HDFC Bank has introduced a short- to mid-term fixed deposit that is catching attention for its competitive interest rate. The 21-month FD offers higher returns than standard short-term deposits, making it an attractive option for investors looking for safety and decent interest over a moderate period.
If you are planning your finances for the next two years or want to grow your savings without market risk, this FD plan deserves a closer look.

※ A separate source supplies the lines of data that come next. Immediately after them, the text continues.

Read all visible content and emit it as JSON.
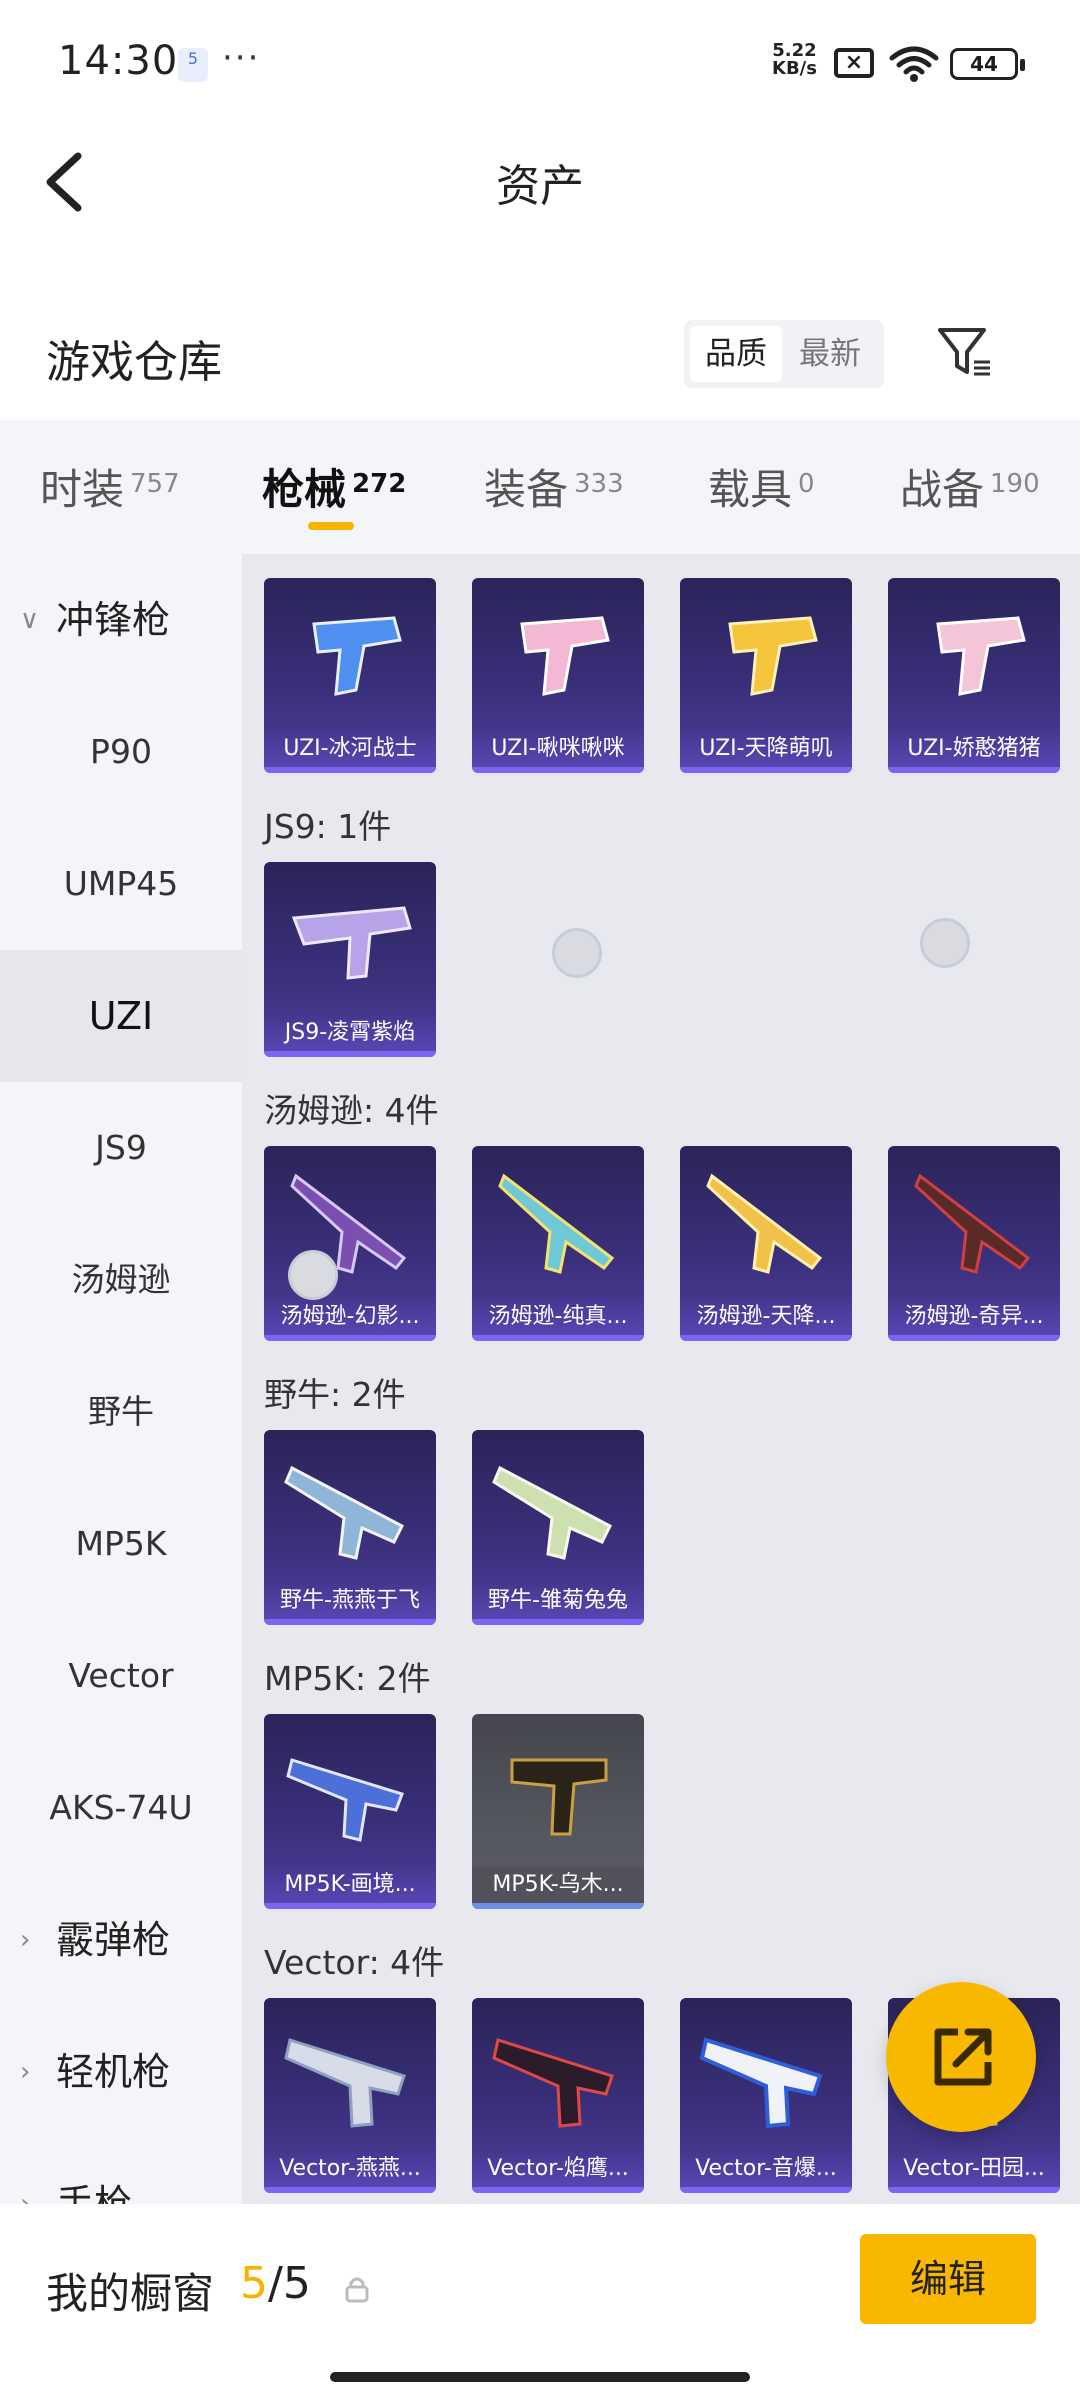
{
  "status_bar": {
    "time": "14:30",
    "notif_icon": "5",
    "dots": "···",
    "net_speed_value": "5.22",
    "net_speed_unit": "KB/s",
    "battery": "44"
  },
  "header": {
    "title": "资产"
  },
  "warehouse": {
    "title": "游戏仓库",
    "sort_options": [
      "品质",
      "最新"
    ],
    "sort_selected": "品质"
  },
  "tabs": [
    {
      "label": "时装",
      "count": "757"
    },
    {
      "label": "枪械",
      "count": "272",
      "active": true
    },
    {
      "label": "装备",
      "count": "333"
    },
    {
      "label": "载具",
      "count": "0"
    },
    {
      "label": "战备",
      "count": "190"
    }
  ],
  "sidebar": {
    "group_open": "冲锋枪",
    "items": [
      "P90",
      "UMP45",
      "UZI",
      "JS9",
      "汤姆逊",
      "野牛",
      "MP5K",
      "Vector",
      "AKS-74U"
    ],
    "active_item": "UZI",
    "groups_collapsed": [
      "霰弹枪",
      "轻机枪",
      "手枪"
    ]
  },
  "sections": {
    "uzi": {
      "items": [
        "UZI-冰河战士",
        "UZI-啾咪啾咪",
        "UZI-天降萌叽",
        "UZI-娇憨猪猪"
      ]
    },
    "js9": {
      "label": "JS9: 1件",
      "items": [
        "JS9-凌霄紫焰"
      ]
    },
    "tommy": {
      "label": "汤姆逊: 4件",
      "items": [
        "汤姆逊-幻影...",
        "汤姆逊-纯真...",
        "汤姆逊-天降...",
        "汤姆逊-奇异..."
      ]
    },
    "bison": {
      "label": "野牛: 2件",
      "items": [
        "野牛-燕燕于飞",
        "野牛-雏菊兔兔"
      ]
    },
    "mp5k": {
      "label": "MP5K: 2件",
      "items": [
        "MP5K-画境...",
        "MP5K-乌木..."
      ]
    },
    "vector": {
      "label": "Vector: 4件",
      "items": [
        "Vector-燕燕...",
        "Vector-焰鹰...",
        "Vector-音爆...",
        "Vector-田园..."
      ]
    }
  },
  "colors": {
    "accent": "#f8b800",
    "card_purple": "#3a2f7a",
    "card_grey": "#55565e"
  },
  "bottom_bar": {
    "label": "我的橱窗",
    "count_current": "5",
    "count_total": "/5",
    "edit_label": "编辑"
  }
}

Key Features of HDFC 21-Month FD
The 21-month deposit comes with a fixed interest rate of 6.60% per annum for regular customers and 7.10% per annum for senior citizens. This allows investors to lock in a reliable return while keeping the investment period relatively short.

Other features include:
- Minimum deposit starts from ₹5,000.
- Option to receive interest monthly, quarterly, or at maturity.
- Cumulative and non-cumulative interest options.
- Safe and guaranteed returns insured under banking regulations.
This makes the 21-month FD suitable for investors who want moderate tenure and predictable income.
Earnings Example With 21-Month FD
Here’s an approximate estimate of returns based on different deposit amounts:
| Deposit Amount | Interest Rate | Approx. Interest for 21 Months |
|---|---|---|
| ₹1,00,000 | 6.60% | ₹11,500 |
| ₹5,00,000 | 6.60% | ₹57,500 |
| ₹10,00,000 | 6.60% | ₹1,15,000 |
For senior citizens, the interest earned will be slightly higher because of the additional 0.50% rate.
When the 21-Month FD Is a Good Option
This FD tenure is ideal if you:
- Need a fixed, short- to mid-term investment option.
- Want better returns than a savings account but cannot lock money for several years.
- Are planning for an expense in the next 1.5–2 years.
- Prefer safety and guaranteed returns over market-linked risks.
It strikes a balance between liquidity and interest income, making it a convenient option for conservative investors.
Common Mistakes to Avoid With Short-Term FDs
- Ignoring premature withdrawal penalties: Withdrawing before maturity reduces interest earnings.
- Overlooking compounding benefits: Opting for non-cumulative payouts can slightly reduce overall returns.
- Investing without planning liquidity: Only lock money that you won’t need during the tenure.
By keeping these points in mind, you can maximize the benefits of the 21-month FD.
Tips to Maximize Returns
- Choose cumulative interest for the highest total earnings.
- Book online to avoid delays and ensure immediate rate locking.
- Align your deposit duration exactly with 21 months to get the advertised rate.
- Senior citizens should verify that the extra 0.50% is applied correctly.
- Plan reinvestment before maturity to continue earning without a gap.
Conclusion
HDFC’s 21-month FD plan offers a safe, fixed-income option with attractive returns. With rates at 6.60% for regular investors and 7.10% for senior citizens, it provides a solid middle-ground investment for those seeking predictable income over a moderate term.
If you want a reliable, low-risk investment with decent interest and moderate lock-in, the 21-month HDFC FD is worth considering.
FAQs
What is the interest rate for the 21-month HDFC FD?
Regular customers get 6.60% per annum, and senior citizens get 7.10% per annum.
How much will I earn on ₹5 lakh for 21 months?
You can expect around ₹57,500 in interest for regular customers.
Can the FD be withdrawn before maturity?
Yes, but premature withdrawal may reduce interest or attract penalties.